でも、お姉ちゃんはまたニコニコと笑って僕の頭を撫でた。
「大丈夫! 余ったらジャムにすればいいし、心配しなくても大丈夫よ」
「そっか。良かったあ」
「……あ、そうだ!」
せっかく貰った果物を腐らせてしまったら、あのお婆さんにごめんなさいをしないといけなかった。
一安心だと息を吐けば、お姉ちゃんは何を思い出したのか、早足で自分の部屋へと走っていった。
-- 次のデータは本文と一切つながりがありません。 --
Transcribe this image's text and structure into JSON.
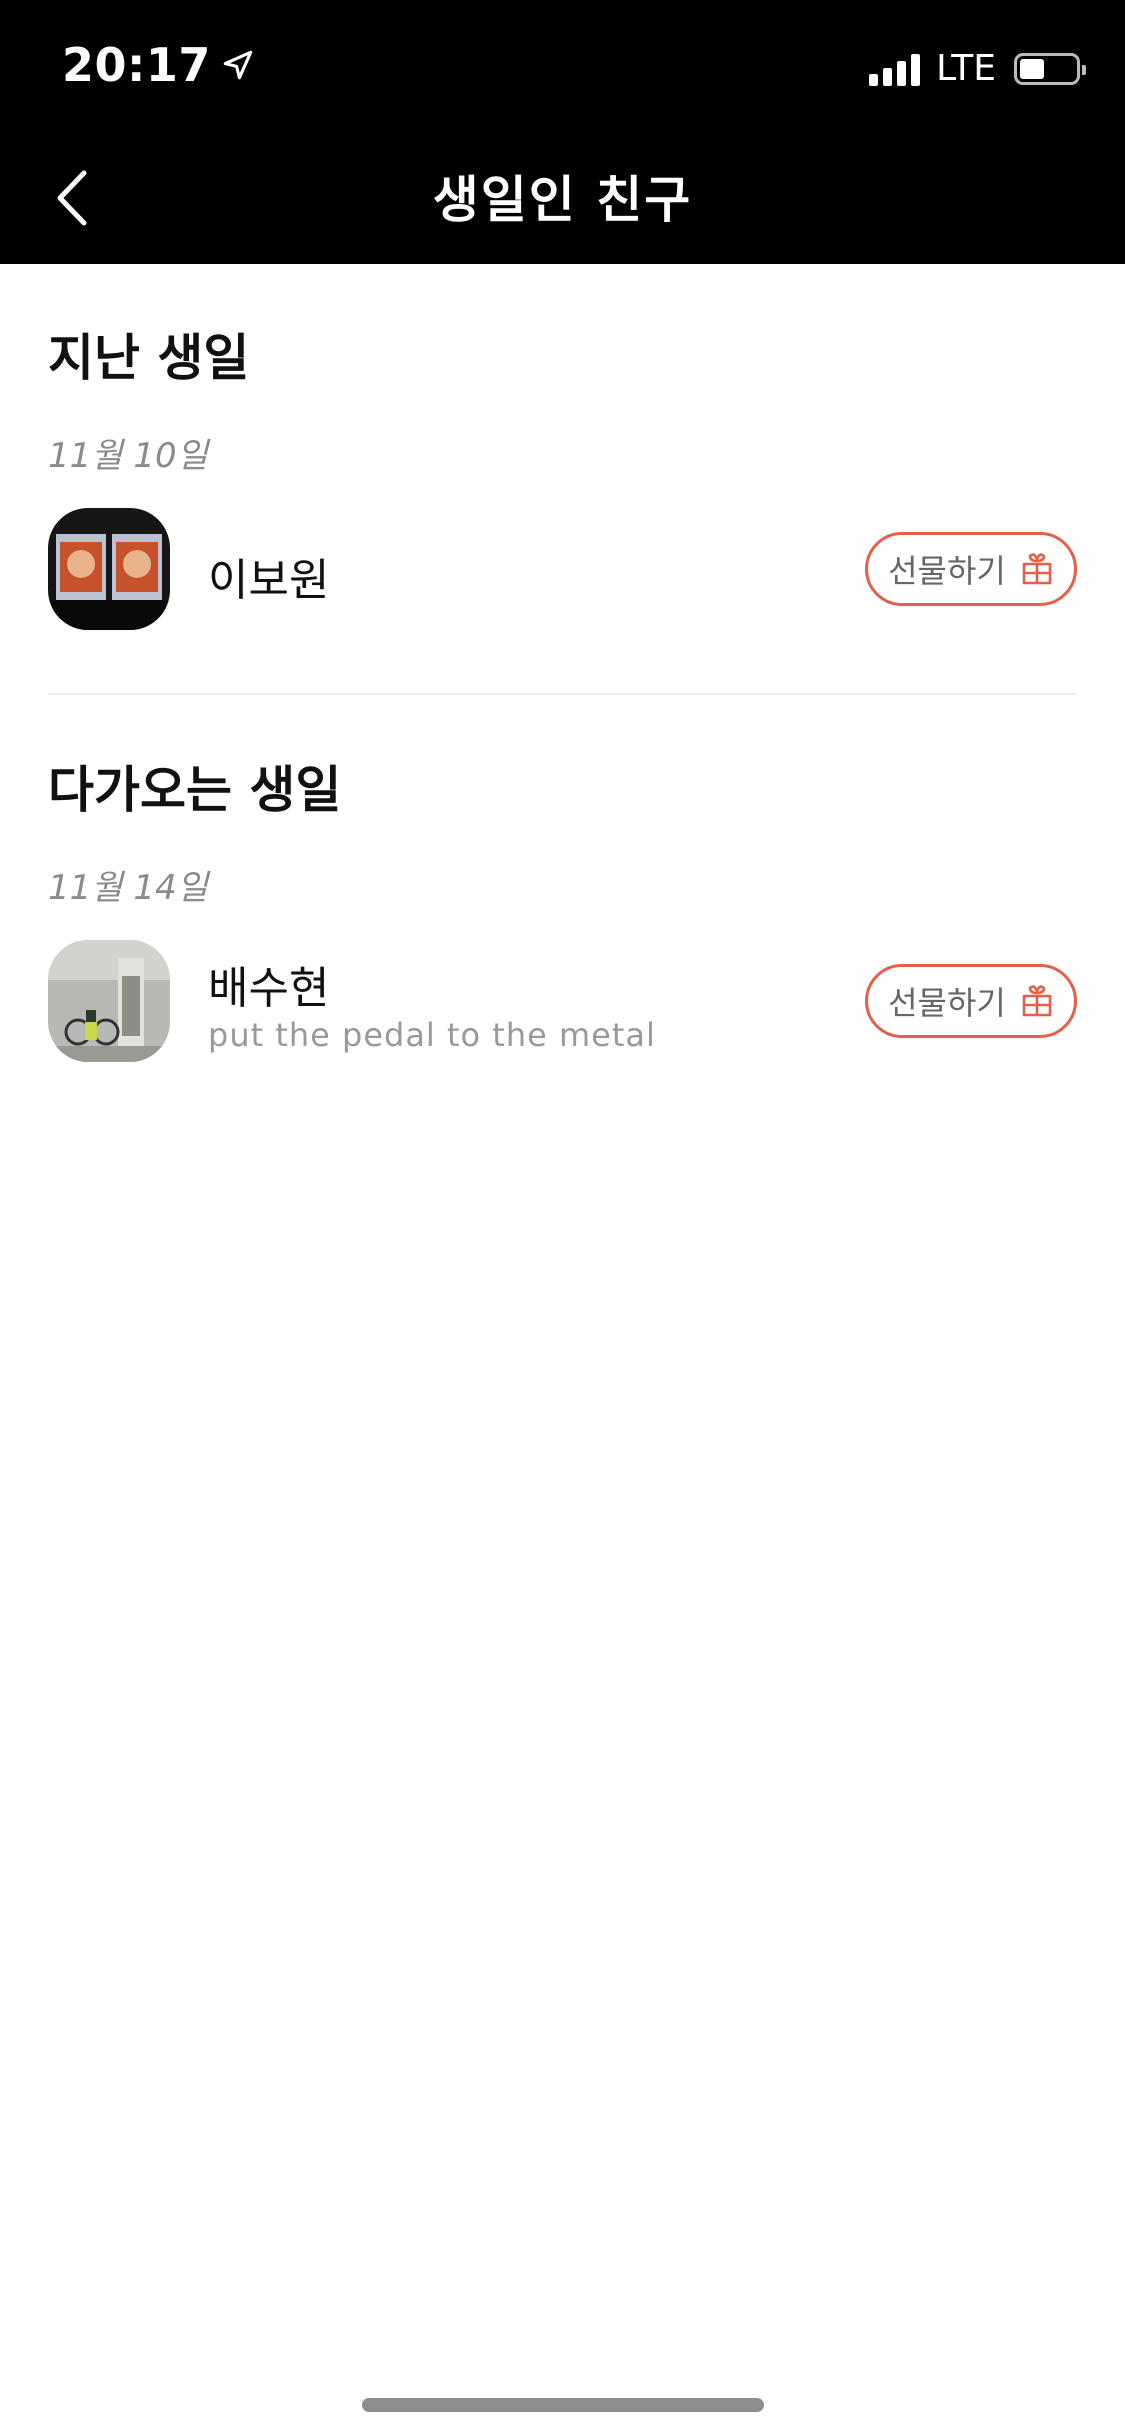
{
  "status_bar": {
    "time": "20:17",
    "network": "LTE",
    "location_icon": "location-arrow-icon",
    "signal_bars": 4,
    "battery_level": 0.3
  },
  "header": {
    "title": "생일인 친구",
    "back_icon": "chevron-left-icon"
  },
  "sections": [
    {
      "title": "지난 생일",
      "date": "11월 10일",
      "friends": [
        {
          "name": "이보원",
          "status": "",
          "gift_label": "선물하기"
        }
      ]
    },
    {
      "title": "다가오는 생일",
      "date": "11월 14일",
      "friends": [
        {
          "name": "배수현",
          "status": "put the pedal to the metal",
          "gift_label": "선물하기"
        }
      ]
    }
  ],
  "colors": {
    "accent": "#e4604a",
    "header_bg": "#000000",
    "date_text": "#8a8a8a",
    "status_text": "#999999"
  }
}
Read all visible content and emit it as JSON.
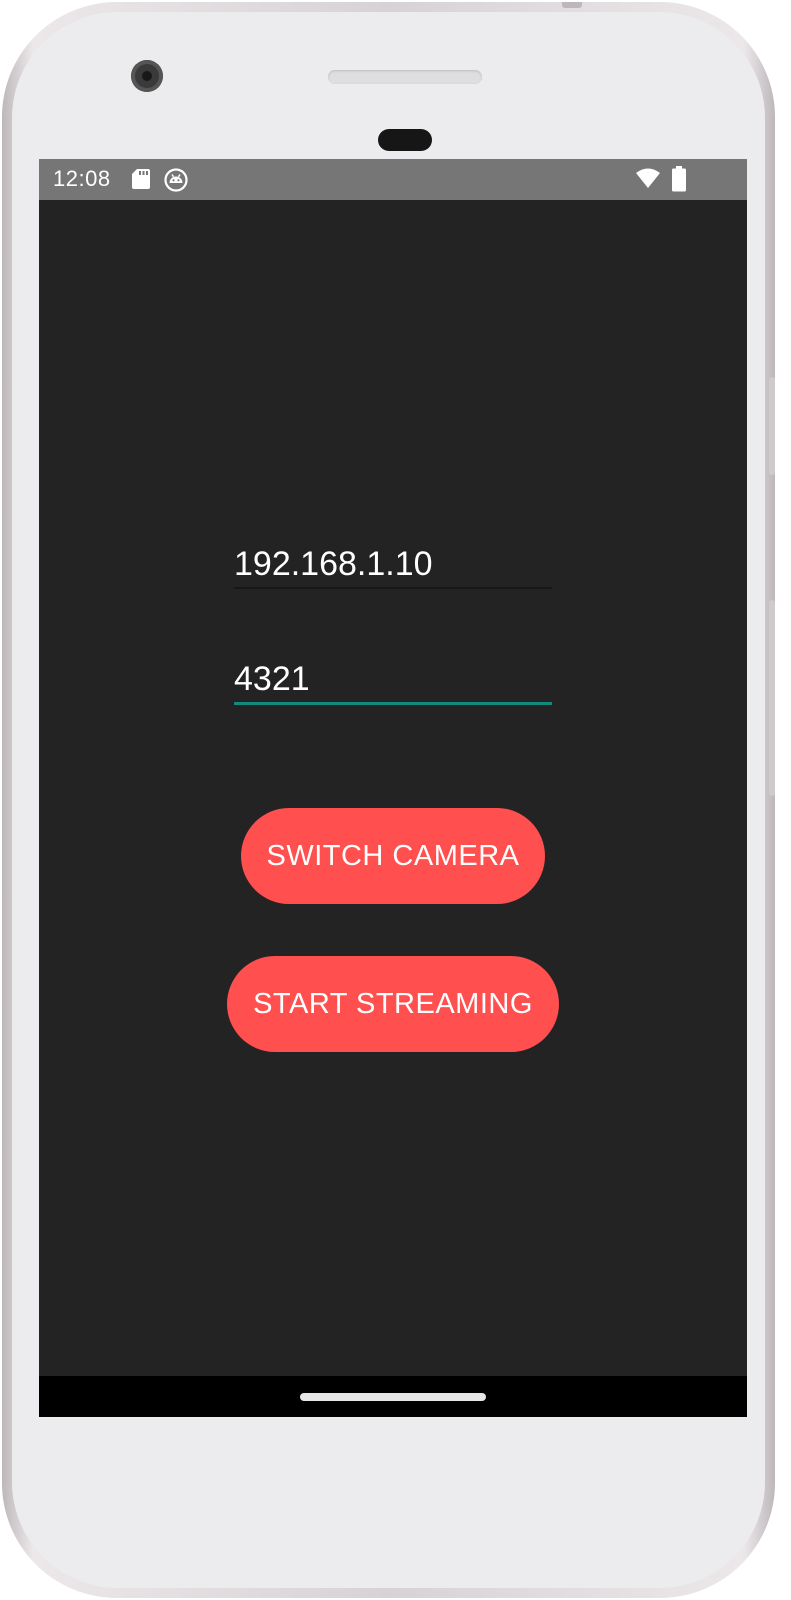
{
  "status_bar": {
    "time": "12:08",
    "left_icons": [
      "sd-card-icon",
      "android-debug-icon"
    ],
    "right_icons": [
      "wifi-icon",
      "battery-icon"
    ],
    "background": "#767676"
  },
  "form": {
    "ip_address": {
      "value": "192.168.1.10",
      "placeholder": ""
    },
    "port": {
      "value": "4321",
      "placeholder": "",
      "focused": true,
      "underline_color": "#138a7e"
    }
  },
  "buttons": {
    "switch_camera": "SWITCH CAMERA",
    "start_streaming": "START STREAMING"
  },
  "colors": {
    "app_background": "#232323",
    "button_accent": "#ff4f4f",
    "focus_accent": "#138a7e"
  }
}
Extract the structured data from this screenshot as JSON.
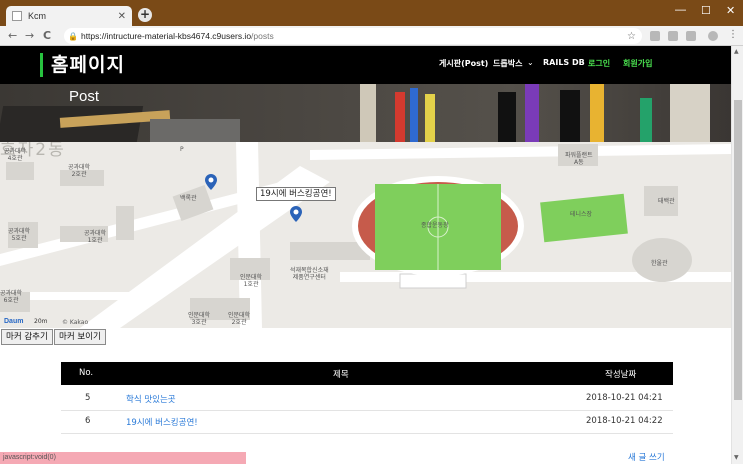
{
  "browser": {
    "tab_title": "Kcm",
    "tab_close": "✕",
    "new_tab": "+",
    "url_host": "https://intructure-material-kbs4674.c9users.io",
    "url_path": "/posts",
    "win_min": "—",
    "win_max": "☐",
    "win_close": "✕",
    "back": "←",
    "forward": "→",
    "reload": "C",
    "status_text": "javascript:void(0)"
  },
  "header": {
    "brand": "홈페이지",
    "nav": [
      "게시판(Post)",
      "드롭박스",
      "RAILS DB",
      "로그인",
      "회원가입"
    ]
  },
  "hero": {
    "title": "Post"
  },
  "map": {
    "labels": {
      "district": "효자2동",
      "eng4": "공과대학\n4호관",
      "eng2": "공과대학\n2호관",
      "eng5": "공과대학\n5호관",
      "eng1": "공과대학\n1호관",
      "eng6": "공과대학\n6호관",
      "baekrok": "백록관",
      "hum1": "인문대학\n1호관",
      "hum3": "인문대학\n3호관",
      "hum2": "인문대학\n2호관",
      "stone": "석재복합신소재\n제품연구센터",
      "stadium": "종합운동장",
      "tennis": "테니스장",
      "taebaek": "태백관",
      "hanul": "한울관",
      "power": "파워플랜트\nA동",
      "p": "P"
    },
    "info_window": "19시에 버스킹공연!",
    "logo": "Daum",
    "scale": "20m",
    "copyright": "© Kakao"
  },
  "buttons": {
    "hide_markers": "마커 감추기",
    "show_markers": "마커 보이기"
  },
  "table": {
    "columns": [
      "No.",
      "제목",
      "작성날짜"
    ],
    "rows": [
      {
        "no": "5",
        "title": "학식 맛있는곳",
        "date": "2018-10-21 04:21"
      },
      {
        "no": "6",
        "title": "19시에 버스킹공연!",
        "date": "2018-10-21 04:22"
      }
    ]
  },
  "write_link": "새 글 쓰기",
  "colors": {
    "accent_green": "#27c23f",
    "link_blue": "#2a7ad8",
    "header_bg": "#000000"
  }
}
トトトと戻ってきたお姉ちゃんは、青くて綺麗な手のひらサイズの箱を持っていた。
それを僕の手のひらに乗せる。
どうしていいか分からない僕は首を傾げた。
「お姉ちゃん、これは?」
「開けてみて」
「……うん」
言われた通り箱を開く。
そこには青く光る宝石がついたネックレスがあった。
「ひっ……!」
僕の手からネックレスが落ちた。
知ってる。僕はこれを知ってる。
首が痒い。とても痒い。
それに火傷の後が熱くて、身体が火が吹き出そうだ。
顔から汗がだらだらと吹き出してくる。
「お、お姉ちゃん……」
「ごめんね、こくと」
お姉ちゃんがぎゅっと僕を抱きしめる。
それがとても心地よくて、少しだけ痒みがおさまった。
そんな僕をお姉ちゃんは真っ直ぐ見てこう言った。
「これをこくとにどうしても渡したくて」
「僕に……?」
「そう。だってこれはあの人のものであると同時に、おばあちゃんの形見でもあるから」
それは……。
僕は震える手で、落としたネックレスを拾い上げる。
これはあの人が持っていたもの。見ただけでいろんな事を思い出してしまう、嫌なもの。
けど、僕はそれをぎゅっと握りしめた。
「おばあちゃん……」
あの人たちの中で一人、僕を守ってれたおばあちゃん。
傷だらけになっても僕を包み込んでくれた。
だからこそ僕は今、ここにいるしお姉ちゃんとも暮らせてる。
「わかった。このネックレス、大切にするね」
僕の言葉にお姉ちゃんは悲しそうに、でも嬉しそうなヘンテコな顔で笑った。
おばあちゃんが亡くなって、2年が経とうとしていた。